Goal 3 – Use mtDNA analysis to learn more about female mobility in the Empire. We’re also choosing mtDNA for this pilot phase specifically because it’s inherited from one’s mother. The mobility of females is a popular question in classics – many people think that women weren’t often taken as slaves and that they didn’t have the freedom to move like men did. My recent EAA paper compared Sr/O data from M1s and M3s of female immigrants to Rome; I found that women did move, and that some moved multiple times during their lives. Another interesting question that this DNA project will start to answer is about genetic diversity among males and females. The Roman family was often neolocal in residence (the nuclear family lived separately) but patrilocal in burial (people were buried with their father’s/father-in-law’s family). In a Roman burial context, we might expect more genetic diversity in females who were marrying into a family. But more men moved around the Empire because of the military and slavery, so a cemetery population may have more diversity in males, especially if the cemetery was specifically for slaves. Eventually, it would be great to do some Y-DNA testing, to look into the genetic diversity of males as well. But the mtDNA will give us a good head-start on answering questions of sex-specific mobility.

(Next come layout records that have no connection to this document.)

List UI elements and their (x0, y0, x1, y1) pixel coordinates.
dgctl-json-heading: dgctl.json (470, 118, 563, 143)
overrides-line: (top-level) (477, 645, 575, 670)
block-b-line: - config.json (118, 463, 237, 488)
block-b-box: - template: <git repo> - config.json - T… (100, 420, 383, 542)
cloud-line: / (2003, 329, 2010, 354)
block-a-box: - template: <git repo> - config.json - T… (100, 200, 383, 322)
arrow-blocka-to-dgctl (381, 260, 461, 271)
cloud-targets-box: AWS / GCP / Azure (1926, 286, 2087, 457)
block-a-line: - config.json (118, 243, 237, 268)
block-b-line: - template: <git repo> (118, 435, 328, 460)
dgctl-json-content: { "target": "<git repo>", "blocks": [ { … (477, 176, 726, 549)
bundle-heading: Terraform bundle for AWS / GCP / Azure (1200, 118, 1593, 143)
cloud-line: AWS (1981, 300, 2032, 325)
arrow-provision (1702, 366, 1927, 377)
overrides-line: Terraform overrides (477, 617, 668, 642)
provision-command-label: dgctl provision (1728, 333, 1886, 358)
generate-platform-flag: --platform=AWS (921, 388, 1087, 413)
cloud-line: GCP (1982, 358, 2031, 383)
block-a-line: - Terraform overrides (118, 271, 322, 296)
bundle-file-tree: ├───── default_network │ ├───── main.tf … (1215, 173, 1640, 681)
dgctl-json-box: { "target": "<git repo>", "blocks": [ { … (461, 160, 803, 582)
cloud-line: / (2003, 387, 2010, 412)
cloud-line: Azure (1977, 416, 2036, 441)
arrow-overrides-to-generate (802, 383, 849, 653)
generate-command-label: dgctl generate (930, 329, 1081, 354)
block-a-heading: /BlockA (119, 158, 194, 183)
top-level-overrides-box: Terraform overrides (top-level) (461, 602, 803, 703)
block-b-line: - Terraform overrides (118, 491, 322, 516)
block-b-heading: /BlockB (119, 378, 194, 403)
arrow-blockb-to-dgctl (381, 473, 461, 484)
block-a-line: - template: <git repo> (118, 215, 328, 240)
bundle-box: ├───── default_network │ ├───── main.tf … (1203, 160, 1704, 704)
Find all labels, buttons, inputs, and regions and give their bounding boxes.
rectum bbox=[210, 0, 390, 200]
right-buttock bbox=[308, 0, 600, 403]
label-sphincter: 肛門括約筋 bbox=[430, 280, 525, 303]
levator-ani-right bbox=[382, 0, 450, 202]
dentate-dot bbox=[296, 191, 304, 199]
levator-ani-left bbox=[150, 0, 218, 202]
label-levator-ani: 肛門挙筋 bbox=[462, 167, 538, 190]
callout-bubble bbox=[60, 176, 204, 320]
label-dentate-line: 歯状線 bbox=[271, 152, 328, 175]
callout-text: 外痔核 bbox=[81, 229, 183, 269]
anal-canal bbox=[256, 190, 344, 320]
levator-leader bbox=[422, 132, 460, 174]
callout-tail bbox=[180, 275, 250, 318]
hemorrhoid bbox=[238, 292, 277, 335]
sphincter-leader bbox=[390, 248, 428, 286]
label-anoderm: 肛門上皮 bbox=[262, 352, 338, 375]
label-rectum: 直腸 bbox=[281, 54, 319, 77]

Future Goal – Use DNA, isotope, and palaeopathological analysis to answer questions about disease ecology. Malaria has long been a topic of interest to classicists; some DNA work has been done in the past (see, for example, Sallares’ 2002 book Malaria and Rome) and shows that it’s possible to identify P. falciparum, the organism that causes malaria, within a skeleton. DNA analysis, though, could also let me look for genetic anemias like thalassemia, sickle-cell, and G6PD, which confer some protection from malaria and were likely common in the Mediterranean. Interestingly, I recently charted the oxgyen isotope ratios for people with and without porotic hyperostosis, a bone pathology resulting from anemia, and there is a statistical correlation between high oxygen ratios and presence of porotic hyperostosis. Higher oxygen ratios mean warmer climates, and may also mean geographical areas with higher (or different) parasite loads. There’s definitely promise in looking at the disease ecology of Rome/Italy at a molecular level, so I’m hoping that we successfully extract DNA in this pilot phase.